Childhood cancer efforts are already outperforming those for adults in at least one Moonshot recommendation. "The good news is that the children's cancer community and the medical community have been much more organized around children's issues and clinical trials and research coordination than the adult community," Simon says.

But children's cancer lags far behind on funding sources. For cancer biomedical research, Adamson says, about 60 percent of money comes from the biopharmaceutical industry and 25 percent comes from the National Institutes of Health and National Cancer Institute. Children's cancer, however, is much more dependent on government funding and philanthropic resources.

For Moonshot recommendations to succeed, Adamson says, "There's going to have to be a substantial increase in the congressional appropriation to the NCI to support this." A sustained investment is needed to have an impact, he says, not just a single year of funding.

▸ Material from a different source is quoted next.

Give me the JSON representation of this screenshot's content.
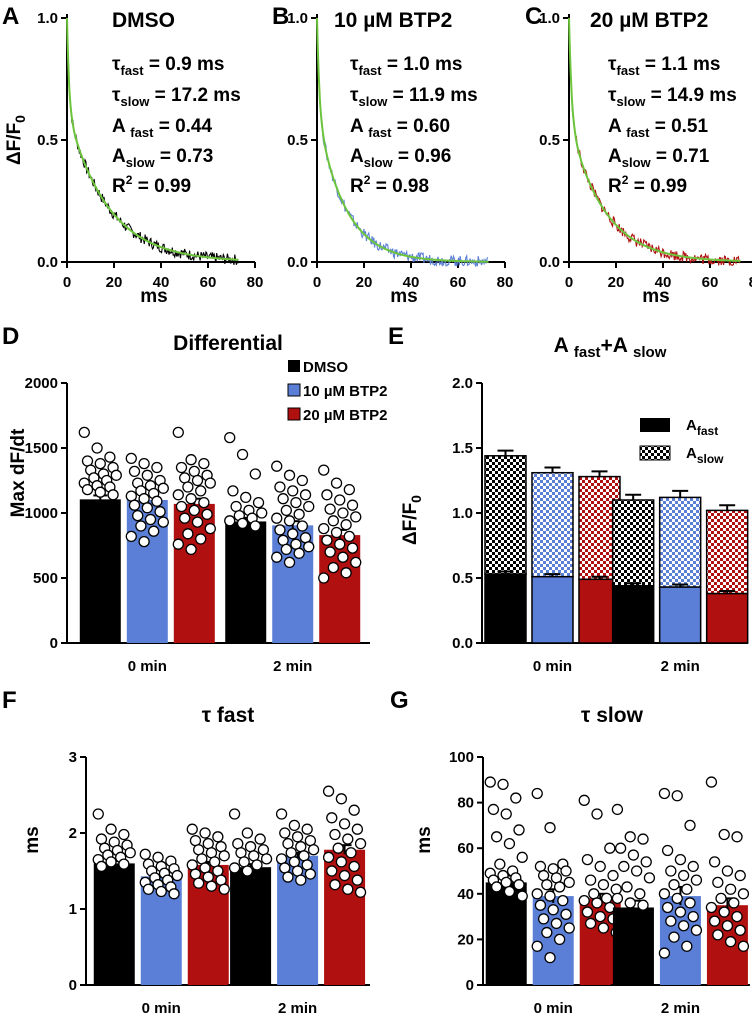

"I'm very optimistic that someone of the stature of the vice president will be able, even in this sort of political system that we live in, to sharpen the focus of people around this area," Williams says. "But I do hope this also comes with some real increase in resources."

"Everybody will be happier when we get the actual money," Simon says. "But many of the scientific recommendations that are in the Blue Ribbon Panel report can be done with existing programs by expanding them or focusing them. So the Moonshot will definitely benefit from an increased appropriation from Congress. But there are many, many things that we're doing without waiting for that. And we're also very optimistic that we will get some funding from Congress."

Parents and advocacy groups believe funding is "critically important," Weberling says. "There is a little bit of concern that children's cancers are underfunded because they're a smaller percent of the population that's affected by cancer." Consider the years of potential involved when a 3-year-old has cancer, she says: "We want our 85-year-old grandfathers who have prostate cancer to get excellent care and treatment, too, but there's just a different number of years of life on the line."